Он опубликовал сначала в 1835-м, а затем, с дополнениями, в 1839 г. свое изображение будущего в достопримечательной утопической фантазии «4338-й год», появившейся под псевдонимом «В.Безгласный». Это сочинение построено в форме писем, отправленных из России «в год 4338» заезжим китайским студентом «Главной Пекинской школы» своему другу. Мир поделен между Россией и Китаем. Исторический календарь делится на три части: от сотворения мира до Рождества Христова, от Рождества до раздела мира между двумя державами и от раздела до нынешнего времени. О былых странах и об исторических событиях, происшедших до русско-китайской эры, почти ничего не помнят. Никто не может прочесть и понять несколько уцелевших строк Гёте. Англичане давным-давно обанкротились и продали свой остров России с публичного торга.

Россия стала центром всемирного просвещения. Воздвиглись новые огромные города, северный климат умягчен, построены воздушные станции и гостиницы для прилетающих, гальваностаты бороздят небеса. Вер­ховным властелином России является поэт, а первым сановником в империи — «Министр примирений», и его окружают «философы и историки первого и второго класса». Электричество создает искусственное освеще­ние; враждебные побуждения устраняются «магнетическими ваннами», в процессе принятия которых раскрываются все тайны; средством сообщения служит магнетический телеграф; и чудесные удобные синтетические изделия обеспечивают всевозможный физический комфорт. Любовь к человечеству столь усилилась, что в литературе не осталось и следа трагедии. Установлены особые «месяцы отдохновения» — «один в начале года, другой в половине». Художникам и ученым способствует «Постоянный Ученый Конгресс»; столица изобилует музеями и садами, где показывают диковинки былых времен — бумагу, например, или диких зверей. Китай несколько отстал по части наук и просвещения, но он прилежно учится у России и немало преуспел за последние пятьсот лет, с тех пор как «великий Хун-Гин... пробудил наконец Китай от его векового усыпления или, лучше сказать, мертвого застоя». А если б не он, то китайцы «сде­лались бы теперь похожими на этих одичавших американцев, которые, за недостатком других спекуляций, продают свои города с публичного торгу, потом приходят к нам грабить и против которых мы одни в целом мире должны содержать войско»46.

 

Столь радужную картину омрачают лишь ученые-астрономы, служащие этого сверхгосударства: они подсчитали, что комета Галлея вот-вот упадет на землю; и хотя люди во избежание перенаселения уже начали перебираться на Луну, никто пока что не измыслил способа избежать грядущей катастрофы. Эта смесь научной фантастики с утопическими прогнозами будущего благоустройства и российского величия в дореволюционной России прошла почти незамеченной. Куда больше внимания привлекли знаменитые исторические разногласия 1840-х гг. между славянофилами и западниками. И те, и другие были порождением тогдашнего романтического идеализма; и те, и другие равно ненавидели николаевскую бюрократию и западных предпринимателей; и те, и другие стремились заимствовать западные идеи помимо западной социальной практики, дабы Россия смогла возглавить возрождение европейской цивилизации.

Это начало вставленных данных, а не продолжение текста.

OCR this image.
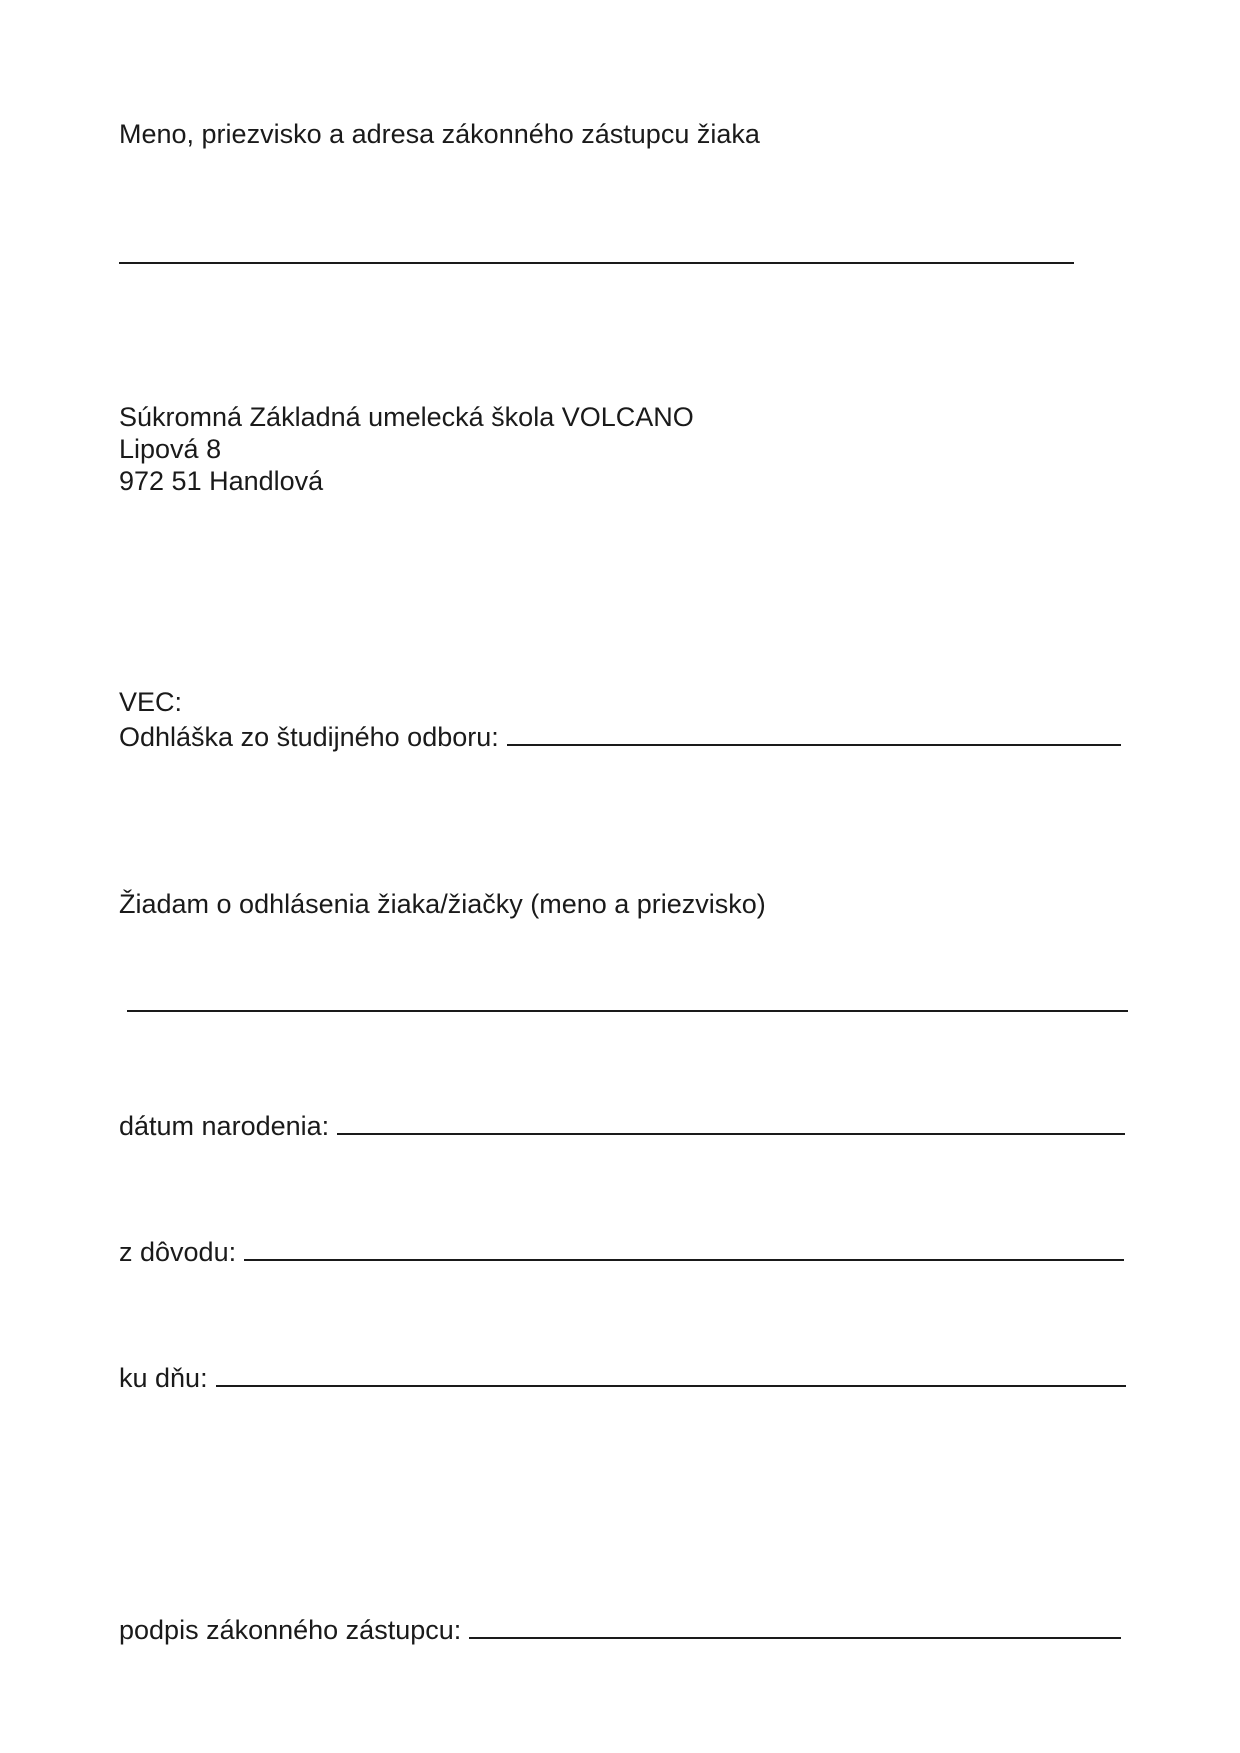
Meno, priezvisko a adresa zákonného zástupcu žiaka
Súkromná Základná umelecká škola VOLCANO
Lipová 8
972 51 Handlová
VEC:
Odhláška zo študijného odboru:
Žiadam o odhlásenia žiaka/žiačky (meno a priezvisko)
dátum narodenia:
z dôvodu:
ku dňu:
podpis zákonného zástupcu:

Славянофильский взгляд на историю был окрашен дуализмом, свойственным немецким романтикам. Вся история представлялась борением духовных и плотских устремлений. Поэт Тютчев видел в ней противо­борство космоса, органического единства всей природы, и хаоса, первоосновы материального мира. Россия, разумеется, была на стороне космоса; в своем знаменитом четверостишии он предупреждал:

 

Умом Россию не понять,

Аршином общим не измерить:

 

У ней особенная стать —

В Россию можно только верить47.

 

Тютчевский собрат по Музе и шеллингианец Алексей Хомяков обосновывал дуалистический принцип еще более хитроумно в своих широковещательных, но незаконченных «Очерках всеобщей истории»48. Про­тивоборствующие на всем протяжении истории силы становятся у Хомякова «кушитским» и «иранским» началами. Первое из них изначально олицетворяют угнетатели-эфиопы из Ветхого Завета, которые верили в материальную силу и поклонялись либо каменным идолам (физическим конструкциям), либо змею (чувственному вожделению). Дух «иранства», напротив, предполагал веру в Бога, внутреннюю свободу и любовь к музыке и слову. Победа римских легионов над греческой философией была торжеством кушитства как и более позднее наложение византийского формализма на блаженное славянское духовное раздолье. Иудеи были изначально носителями иранского духа; теперь же его олицетворяют неиспорченные славяне. Дух иранства особенно глубоко проник в жизнь и искусство русского народа, чьи прочные семейные узы, общинные установления и устное поэтическое творчество служат живым подспорьем принципа гармонии и всеединства. Хомяков утверждает, что дух «иранства» восторжествует, и таким образом перед Россией откроется светлое будущее, едва лишь она сбросит кушитские оковы византийского формализма и прусского милитаризма.

 

Хомяков понятнее всего как приверженец пиетистского идеала вселенской, внутренней церкви. Он много путешествовал по западным странам и считал своих друзей — лютеран, англиканцев и баварских католиков — союзниками в деле насаждения «иранства». Его два противоборствующих начала напоминают шлегелевские «дух Сета» и «дух Каина»48. Но Хомяков куда меньше романтизирует Восток, нежели Шлегель и многие другие западные романтики. Он решительно отвергает прославление азиатчины, введенное в обиход Магницким. Главнейшими кушитскими обожателями «камня» были созидатели египетских пирамид и азиатских храмов; худшими из приспешников «змея» он считает индийских поклонников Шивы.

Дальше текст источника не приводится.